I need to write a program which will browse through strings of various lengths and select only those which are written using symbols from set defined by me (particularly Japanese letters). Strings will contain words written in different languages (German, French, Arabic, Russian, English etc). Obviously there is huge number of possible characters. I do not know which structure to use for that? I am using Delphi 7 right now. Can anybody suggest how to write such program?
Obviously you would be better off with Delphi 2010, since the VCL in delphi 7 is not aware of Unicode strings. You can use WideString types, and WideChar types in Delphi 7, and you can install a component set like the TNT Unicode Components to help you create a user interface that can display your results.
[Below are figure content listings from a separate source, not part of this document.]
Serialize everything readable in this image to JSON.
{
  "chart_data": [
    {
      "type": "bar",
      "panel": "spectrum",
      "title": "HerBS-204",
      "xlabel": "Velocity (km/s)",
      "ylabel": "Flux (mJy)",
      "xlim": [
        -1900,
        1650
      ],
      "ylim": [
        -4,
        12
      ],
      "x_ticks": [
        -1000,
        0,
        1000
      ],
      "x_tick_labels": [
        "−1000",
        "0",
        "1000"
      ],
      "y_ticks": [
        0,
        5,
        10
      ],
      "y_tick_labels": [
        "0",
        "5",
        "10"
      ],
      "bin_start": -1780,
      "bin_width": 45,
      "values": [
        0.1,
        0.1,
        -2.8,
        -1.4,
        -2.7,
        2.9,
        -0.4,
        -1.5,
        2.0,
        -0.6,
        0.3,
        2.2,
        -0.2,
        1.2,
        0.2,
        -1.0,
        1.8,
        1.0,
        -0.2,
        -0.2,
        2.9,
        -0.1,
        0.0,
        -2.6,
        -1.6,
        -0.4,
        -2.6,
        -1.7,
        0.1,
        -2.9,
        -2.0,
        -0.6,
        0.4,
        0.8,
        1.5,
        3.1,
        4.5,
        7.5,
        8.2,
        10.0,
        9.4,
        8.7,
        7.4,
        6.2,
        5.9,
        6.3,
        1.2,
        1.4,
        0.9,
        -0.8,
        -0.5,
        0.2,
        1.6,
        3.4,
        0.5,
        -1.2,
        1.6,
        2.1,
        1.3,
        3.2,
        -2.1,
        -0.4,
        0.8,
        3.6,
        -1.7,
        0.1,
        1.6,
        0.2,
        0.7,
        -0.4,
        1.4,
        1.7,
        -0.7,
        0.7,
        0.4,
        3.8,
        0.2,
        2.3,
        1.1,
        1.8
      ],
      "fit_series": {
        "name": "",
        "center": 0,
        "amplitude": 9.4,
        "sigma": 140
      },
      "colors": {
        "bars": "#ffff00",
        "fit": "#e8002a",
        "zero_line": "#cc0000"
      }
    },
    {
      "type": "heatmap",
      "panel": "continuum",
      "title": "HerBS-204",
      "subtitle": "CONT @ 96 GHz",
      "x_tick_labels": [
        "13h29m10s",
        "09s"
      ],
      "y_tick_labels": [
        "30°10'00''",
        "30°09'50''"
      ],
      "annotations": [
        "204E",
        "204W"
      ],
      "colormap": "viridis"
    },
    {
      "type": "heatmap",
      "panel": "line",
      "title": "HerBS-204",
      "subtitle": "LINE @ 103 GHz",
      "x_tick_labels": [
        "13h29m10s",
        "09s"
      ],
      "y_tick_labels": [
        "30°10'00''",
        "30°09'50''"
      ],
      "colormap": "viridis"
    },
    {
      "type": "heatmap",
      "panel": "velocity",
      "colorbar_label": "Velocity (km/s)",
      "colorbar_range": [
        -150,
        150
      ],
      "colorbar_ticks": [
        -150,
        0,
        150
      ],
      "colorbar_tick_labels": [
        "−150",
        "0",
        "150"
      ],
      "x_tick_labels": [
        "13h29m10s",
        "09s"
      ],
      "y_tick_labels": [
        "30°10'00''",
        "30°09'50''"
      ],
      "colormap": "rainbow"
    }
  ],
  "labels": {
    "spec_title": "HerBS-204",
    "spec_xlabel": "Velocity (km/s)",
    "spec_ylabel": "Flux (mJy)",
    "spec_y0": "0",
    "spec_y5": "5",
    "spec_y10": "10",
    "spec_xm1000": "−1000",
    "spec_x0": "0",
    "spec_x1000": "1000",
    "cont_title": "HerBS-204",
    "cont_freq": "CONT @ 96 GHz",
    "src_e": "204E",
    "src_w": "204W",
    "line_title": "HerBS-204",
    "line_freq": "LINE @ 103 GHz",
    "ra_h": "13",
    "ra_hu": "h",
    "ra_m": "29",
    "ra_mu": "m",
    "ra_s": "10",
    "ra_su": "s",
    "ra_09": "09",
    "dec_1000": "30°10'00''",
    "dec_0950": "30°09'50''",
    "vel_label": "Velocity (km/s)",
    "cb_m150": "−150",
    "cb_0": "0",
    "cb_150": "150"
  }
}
For a very-large-set type, consider using a bit array like TBits. A bit array of length 65536 would hold enough to contain every UTF-16 code-point. Checking if Char X is in Set Y, would be basically:
function WideCharsInSet( wcstr:WideString; wcset:TBits):Boolean;
var
n:Integer;
wc:WideChar;
begin
result := false;
for n := 1 to Length(wcstr) do begin
wc := wcstr[n];
if wcset[Ord(wc)] then
result := true;
end;
end;
procedure Demo;
var
wcset1:TBits;
s:WideString;
begin
wcset1 := TBits.Create;
try
// 1157 - Hangul Korean codepoint I found with Char Map
wcset1[1157] := true;
// go get a string value s:
s := WideChar(1157);
// return true if at least one element in set wcset is found in string s:
if WideCharsInSet(s,wcset1) then begin
Application.MessageBox('Found it','found it',MB_OK);
end;
finally
wcset1.Free;
end;
end;
I also recommend to switch to Delphi 2010 (why bother with 2009 anymore?)!
If in the unlikely case that you are stuck with Delphi 7 the Unicode Library from Mike Lischke may be somewhat helpful.
For the simple processing of strings in the manner you describe, do not be put off by suggestions that you should upgrade to the latest compiler and Unicode enabled framework. The Unicode support itself is of course provided by the underlying Windows API which is of course (directly) accessible from "non-Unicode" versions of Delphi just as much as from "Unicode versions".
I suspect that most if not all of the Unicode support that you need for the purposes outlined in your question can be obtained from the Unicode support provided in the JEDI JCL.
For any visual component support you may require the TNT control set has the appeal of being free.